Милтон смеется и оглядывается кругом, указывая на лежащих мертвых немцев: их тут десятки. Мальчик-немец тоже на них смотрит, и я вижу по его глазам, что он узнает их — это были его друзья, а теперь он остался один-одинешенек. Как бы ему хотелось, чтобы они ожили и защитили его.
— Was habt ihr getan?[12] — спрашивает мальчик, глядя на Уилла, в котором, похоже, видит главного защитника, раз это Уилл его нашел.
— Тихо, — говорит Уилл, качая головой. — Сэдлер, посмотри кругом, нет ли веревки.
— Бэнкрофт, да не будем мы его связывать! — сердится Милтон. — Не строй из себя исусика. Это даже не смешно.
— Не тебе решать. — Уилл повышает голос: — Я взял его в плен, ясно? Я его нашел. Я и буду решать, что с ним делать.
— Mein vater ist in London zur schule gegangen[13], — говорит мальчик, и я гляжу на него, всем сердцем желая, чтобы он молчал, потому что его мольбы лишь ухудшают дело. — Пиккадилли-Серкус! Трафальгарская плошать! Букингемски тфорец!
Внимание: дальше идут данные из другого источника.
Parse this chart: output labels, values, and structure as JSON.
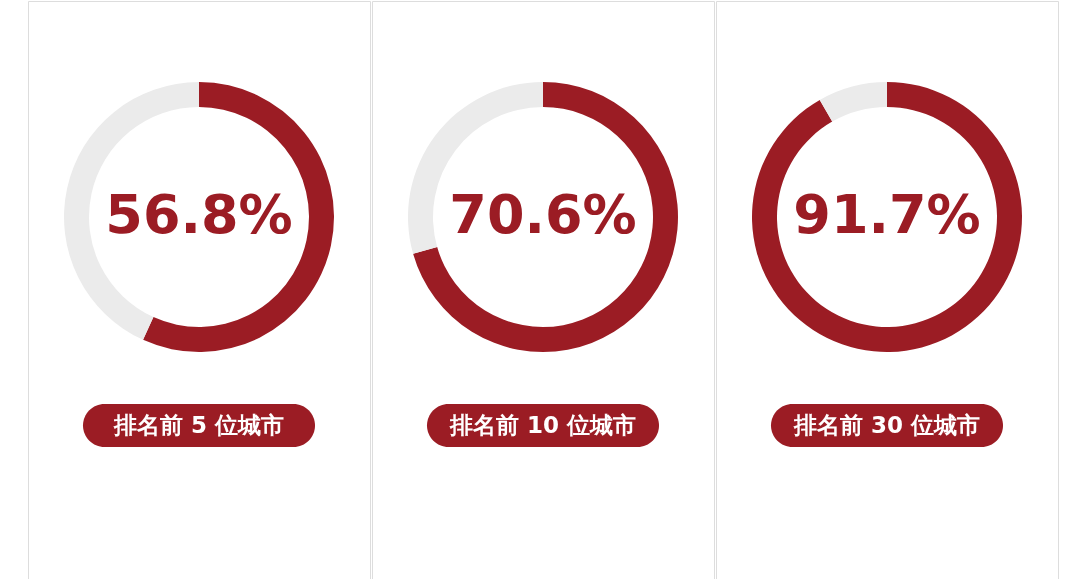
{
  "chart_data": [
    {
      "type": "donut",
      "title": "排名前 5 位城市",
      "categories": [
        null,
        null
      ],
      "values": [
        56.8,
        43.2
      ],
      "colors": [
        "#9b1c24",
        "#ebebeb"
      ],
      "value_labels": [
        "56.8%",
        null
      ]
    },
    {
      "type": "donut",
      "title": "排名前 10 位城市",
      "categories": [
        null,
        null
      ],
      "values": [
        70.6,
        29.4
      ],
      "colors": [
        "#9b1c24",
        "#ebebeb"
      ],
      "value_labels": [
        "70.6%",
        null
      ]
    },
    {
      "type": "donut",
      "title": "排名前 30 位城市",
      "categories": [
        null,
        null
      ],
      "values": [
        91.7,
        8.3
      ],
      "colors": [
        "#9b1c24",
        "#ebebeb"
      ],
      "value_labels": [
        "91.7%",
        null
      ]
    }
  ]
}
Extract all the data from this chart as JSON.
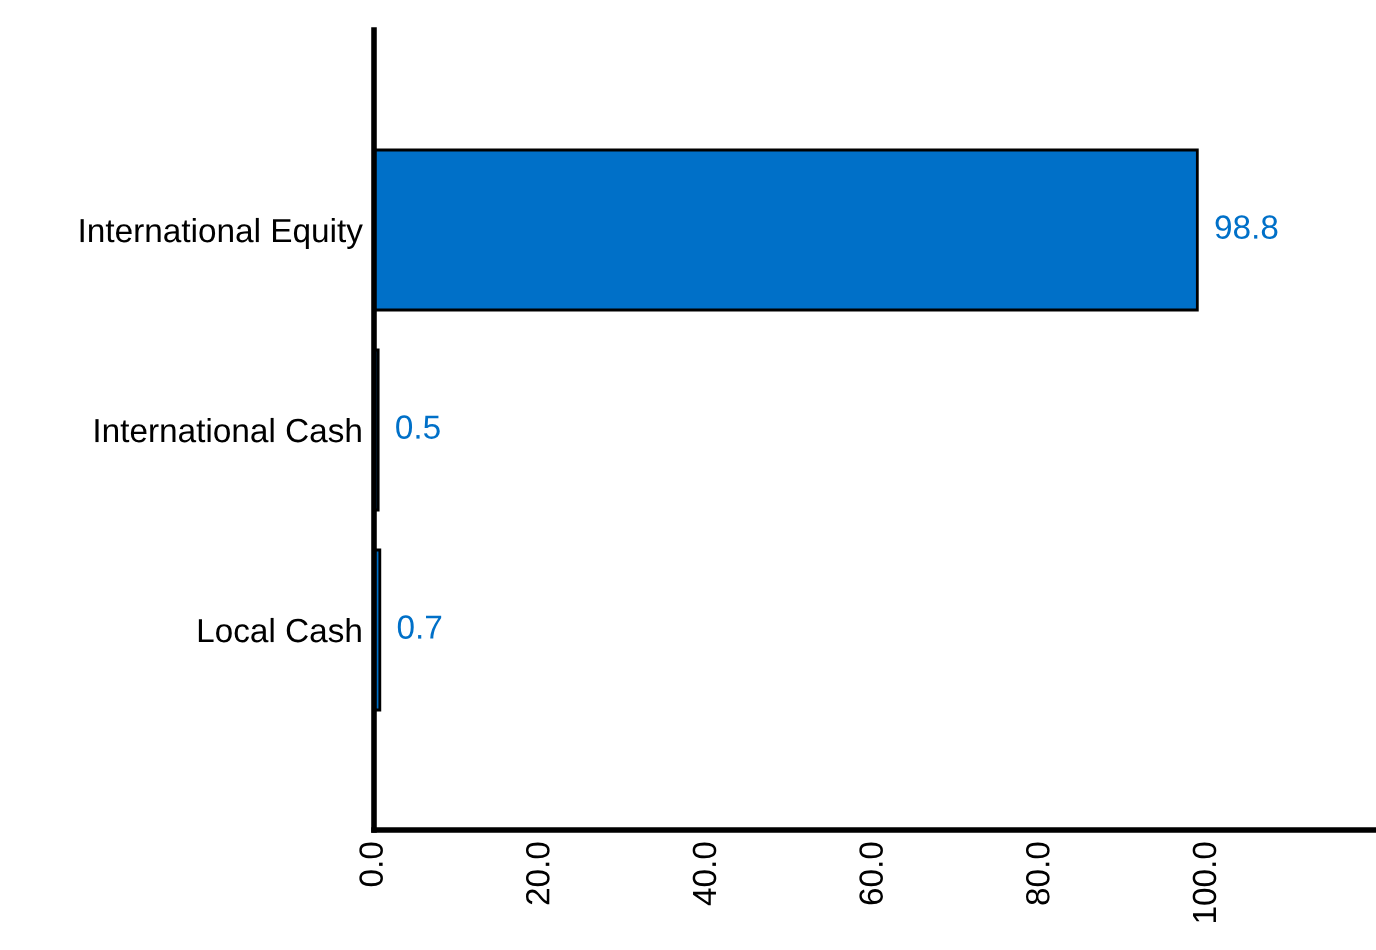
{
  "chart_data": {
    "type": "bar",
    "orientation": "horizontal",
    "categories": [
      "International Equity",
      "International Cash",
      "Local Cash"
    ],
    "values": [
      98.8,
      0.5,
      0.7
    ],
    "value_labels": [
      "98.8",
      "0.5",
      "0.7"
    ],
    "color": "#0070c8",
    "xlim": [
      0,
      120
    ],
    "xticks": [
      {
        "value": 0,
        "label": "0.0"
      },
      {
        "value": 20,
        "label": "20.0"
      },
      {
        "value": 40,
        "label": "40.0"
      },
      {
        "value": 60,
        "label": "60.0"
      },
      {
        "value": 80,
        "label": "80.0"
      },
      {
        "value": 100,
        "label": "100.0"
      }
    ],
    "grid": false
  }
}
Он выкрикивает эти названия с фальшивой бодростью.
— Пиккадилли-Серкус? — удивленно переспрашивает Милтон. — Трафальгарская площадь, бля? О чем это он?
Безо всякого предупреждения Милтон отвешивает мальчику оплеуху — такую сильную, что у того изо рта вылетает гнилой зуб, у нас у всех зубы гнилые, и падает на лежащее рядом мертвое тело.
— Господи, Милтон, ты что, спятил? — Уилл делает шаг к нему.
— Он немец, скажешь — нет? Противник, черт бы его побрал. Ты что, не помнишь, какой нам дали приказ? Противников мы убиваем.
— Только не тех, которых взяли в плен, — не сдается Уилл. — Именно этим мы отличаемся от них. Или должны отличаться. Мы уважаем человеческое достоинство. И человеческую жизнь.
— А, ну да! — кричит Эттлинг. — Я и забыл, твой папаша ведь священник? Ты, Бэнкрофт, как есть алтарного вина перепил.
— Захлопни пасть, — парирует Уилл, и трус Эттлинг повинуется.
— Слушай, Бэнкрофт, — говорит Милтон. — Я не собираюсь с тобой спорить. Но выход только один.
— Уилл прав, — соглашаюсь я. — Мы сейчас свяжем этого парня и отдадим сержанту Клейтону, а тот пускай уже сам решает, что с ним делать.
— Сэдлер, тебя вообще кто-нибудь спрашивал? — насмешливо кривится Милтон. — Чего еще от тебя ждать, бля. Ты вечно Бэнкрофту в рот смотришь.
— Заткнись, Милтон. — Уилл надвигается на него.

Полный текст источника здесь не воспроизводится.